Recursive File Tree Traversing in Java using NIO.2

In my previous article about NIO.2, we have seen how to implement a service which monitors a directory recursively for any changes. In this article we will look at another improvement in JDK7 (NIO.2) called FileWatcher. This will allow us to implement a search or index. For example, we can find all the $some_pattern$ files in a given directory recursively and (or) delete / copy all the all the $some_pattern$ files in a file system. In a nutshell FileWatcher will get us a list of files from a file system based on a pattern which can be processed based on our requirement.

The FileVistor is an interface and our class should implement it. We have two methods before the traversal starts at the directory level & file level, and one method after the traversal is complete, which can be used for clean up or post processing. The important points from the interface is given in the below diagram.

While I think FileVistor is the best way to handle this, JDK7 NIO.2 has given another option to achieve the same, a class named SimpleFileVistor (which implements FileVisitor). It should be self explanatory, a simplified version of FileVisitor. We can extend the SimpileFileVisitor into our class and then traverse the directory with overriding only the methods we need, and if any step fails we will get an IOException.
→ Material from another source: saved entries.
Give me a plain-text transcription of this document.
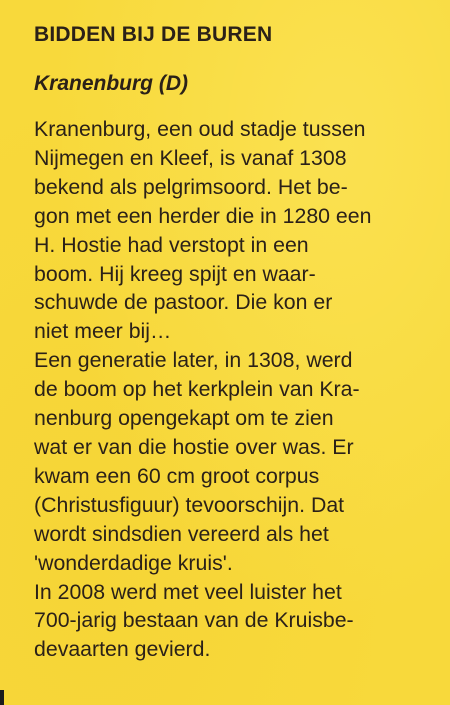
BIDDEN BIJ DE BUREN
Kranenburg (D)
Kranenburg, een oud stadje tussen
Nijmegen en Kleef, is vanaf 1308
bekend als pelgrimsoord. Het be-
gon met een herder die in 1280 een
H. Hostie had verstopt in een
boom. Hij kreeg spijt en waar-
schuwde de pastoor. Die kon er
niet meer bij…
Een generatie later, in 1308, werd
de boom op het kerkplein van Kra-
nenburg opengekapt om te zien
wat er van die hostie over was. Er
kwam een 60 cm groot corpus
(Christusfiguur) tevoorschijn. Dat
wordt sindsdien vereerd als het
'wonderdadige kruis'.
In 2008 werd met veel luister het
700-jarig bestaan van de Kruisbe-
devaarten gevierd.
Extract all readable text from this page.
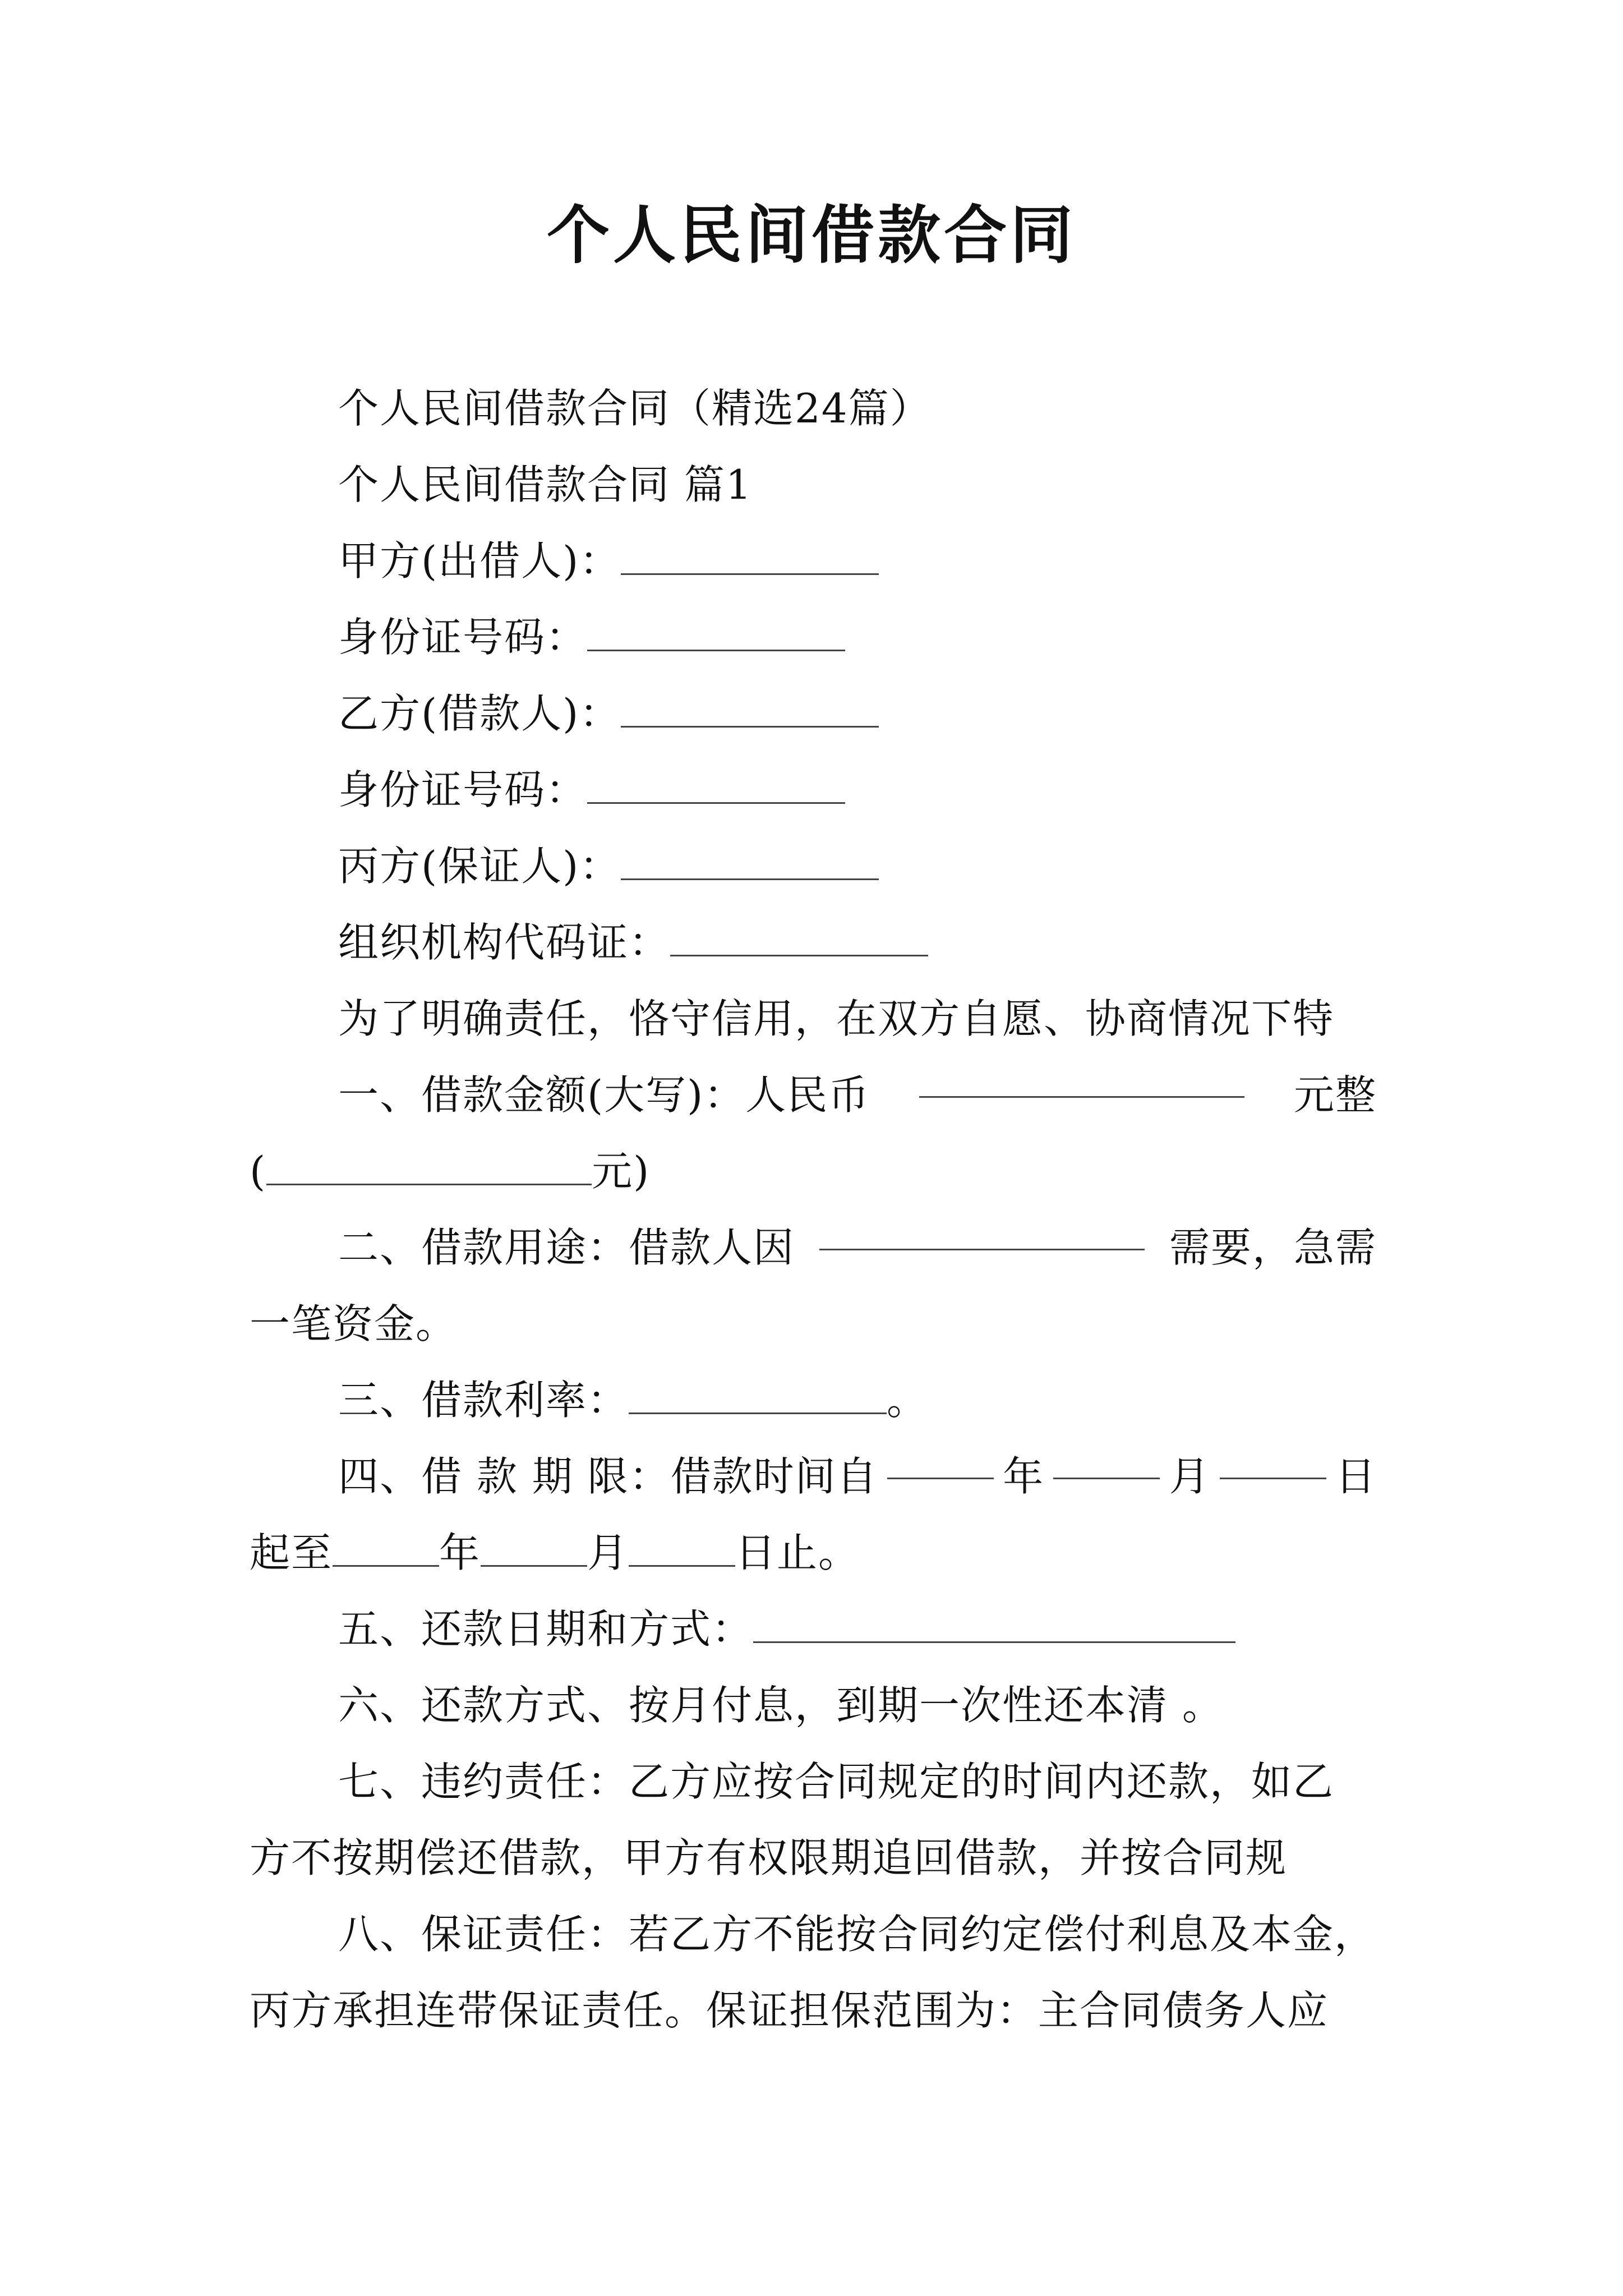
个人民间借款合同
个人民间借款合同（精选24篇）
个人民间借款合同 篇1
甲方(出借人)：
身份证号码：
乙方(借款人)：
身份证号码：
丙方(保证人)：
组织机构代码证：
为了明确责任，恪守信用，在双方自愿、协商情况下特
一、借款金额(大写)：人民币	元整
(	元)
二、借款用途：借款人因	需要，急需
一笔资金。
三、借款利率：	。
四、借 款 期 限：借款时间自	年	月	日
起至	年	月	日止。
五、还款日期和方式：
六、还款方式、按月付息，到期一次性还本清 。
七、违约责任：乙方应按合同规定的时间内还款，如乙
方不按期偿还借款，甲方有权限期追回借款，并按合同规
八、保证责任：若乙方不能按合同约定偿付利息及本金，
丙方承担连带保证责任。保证担保范围为：主合同债务人应
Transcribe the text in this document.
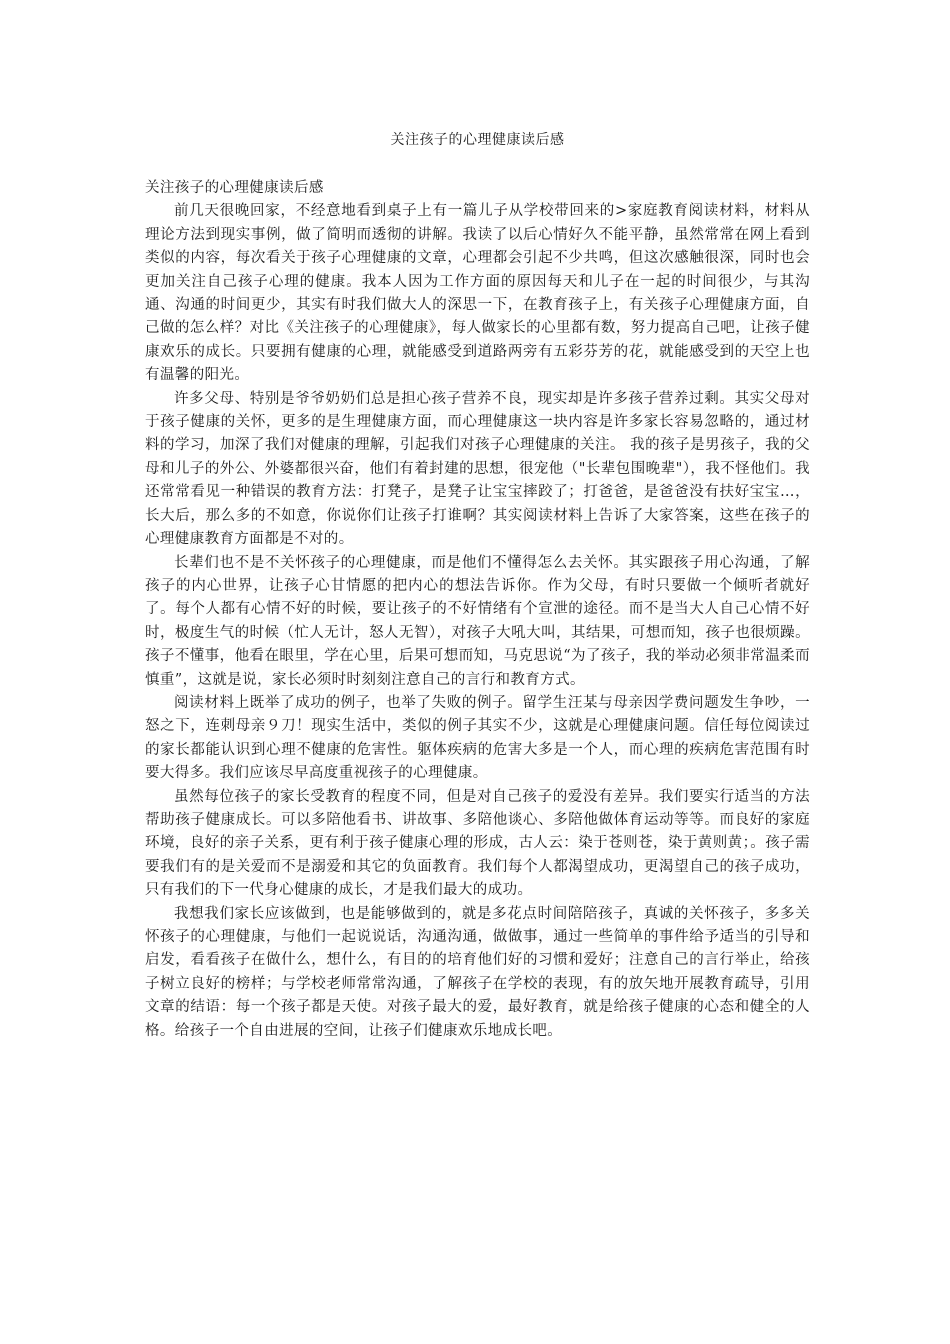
关注孩子的心理健康读后感

关注孩子的心理健康读后感

前几天很晚回家，不经意地看到桌子上有一篇儿子从学校带回来的>家庭教育阅读材料，材料从理论方法到现实事例，做了简明而透彻的讲解。我读了以后心情好久不能平静，虽然常常在网上看到类似的内容，每次看关于孩子心理健康的文章，心理都会引起不少共鸣，但这次感触很深，同时也会更加关注自己孩子心理的健康。我本人因为工作方面的原因每天和儿子在一起的时间很少，与其沟通、沟通的时间更少，其实有时我们做大人的深思一下，在教育孩子上，有关孩子心理健康方面，自己做的怎么样？对比《关注孩子的心理健康》，每人做家长的心里都有数，努力提高自己吧，让孩子健康欢乐的成长。只要拥有健康的心理，就能感受到道路两旁有五彩芬芳的花，就能感受到的天空上也有温馨的阳光。

许多父母、特别是爷爷奶奶们总是担心孩子营养不良，现实却是许多孩子营养过剩。其实父母对于孩子健康的关怀，更多的是生理健康方面，而心理健康这一块内容是许多家长容易忽略的，通过材料的学习，加深了我们对健康的理解，引起我们对孩子心理健康的关注。 我的孩子是男孩子，我的父母和儿子的外公、外婆都很兴奋，他们有着封建的思想，很宠他（"长辈包围晚辈"），我不怪他们。我还常常看见一种错误的教育方法：打凳子，是凳子让宝宝摔跤了；打爸爸，是爸爸没有扶好宝宝…，长大后，那么多的不如意，你说你们让孩子打谁啊？其实阅读材料上告诉了大家答案，这些在孩子的心理健康教育方面都是不对的。

长辈们也不是不关怀孩子的心理健康，而是他们不懂得怎么去关怀。其实跟孩子用心沟通，了解孩子的内心世界，让孩子心甘情愿的把内心的想法告诉你。作为父母，有时只要做一个倾听者就好了。每个人都有心情不好的时候，要让孩子的不好情绪有个宣泄的途径。而不是当大人自己心情不好时，极度生气的时候（忙人无计，怒人无智），对孩子大吼大叫，其结果，可想而知，孩子也很烦躁。孩子不懂事，他看在眼里，学在心里，后果可想而知，马克思说“为了孩子，我的举动必须非常温柔而慎重”，这就是说，家长必须时时刻刻注意自己的言行和教育方式。

阅读材料上既举了成功的例子，也举了失败的例子。留学生汪某与母亲因学费问题发生争吵，一怒之下，连刺母亲９刀！现实生活中，类似的例子其实不少，这就是心理健康问题。信任每位阅读过的家长都能认识到心理不健康的危害性。躯体疾病的危害大多是一个人，而心理的疾病危害范围有时要大得多。我们应该尽早高度重视孩子的心理健康。

虽然每位孩子的家长受教育的程度不同，但是对自己孩子的爱没有差异。我们要实行适当的方法帮助孩子健康成长。可以多陪他看书、讲故事、多陪他谈心、多陪他做体育运动等等。而良好的家庭环境，良好的亲子关系，更有利于孩子健康心理的形成，古人云：染于苍则苍，染于黄则黄；。孩子需要我们有的是关爱而不是溺爱和其它的负面教育。我们每个人都渴望成功，更渴望自己的孩子成功，只有我们的下一代身心健康的成长，才是我们最大的成功。

我想我们家长应该做到，也是能够做到的，就是多花点时间陪陪孩子，真诚的关怀孩子，多多关怀孩子的心理健康，与他们一起说说话，沟通沟通，做做事，通过一些简单的事件给予适当的引导和启发，看看孩子在做什么，想什么，有目的的培育他们好的习惯和爱好；注意自己的言行举止，给孩子树立良好的榜样；与学校老师常常沟通，了解孩子在学校的表现，有的放矢地开展教育疏导，引用文章的结语：每一个孩子都是天使。对孩子最大的爱，最好教育，就是给孩子健康的心态和健全的人格。给孩子一个自由进展的空间，让孩子们健康欢乐地成长吧。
According to me, FileVisitor is better because it forces you to implement the methods (sure, you can leave them blank) since these methods are really important if you plan to implement recursive delete / copy or work with symbolic links. For example, if you are copying some files to a directory you should make sure that the directory should be created first before copying which can be done in the preVisitDirectory().

The other area of concern is symbolic links and how this will be handled by FileVisitor. This can be achieved using FileVisitOption enums. By default, the symbolic links are not followed so that we are not accidentally deleting any directories in a recursive delete. If you want to handle manually, there are two options FOLLOW_LINKS (follow the links) & DETECT_CYCLES (catch circular references).

If you want to exclude some directory from FileVisitor or if you are looking for a directory or a file in the file system and once you find it you want to stop searching that can be implemented by using the return type of FileVisitor, called FileVisitResult. SKIP_SUBTREE allows us to skip directories & subdirectories. TERMINATE stops the traversing.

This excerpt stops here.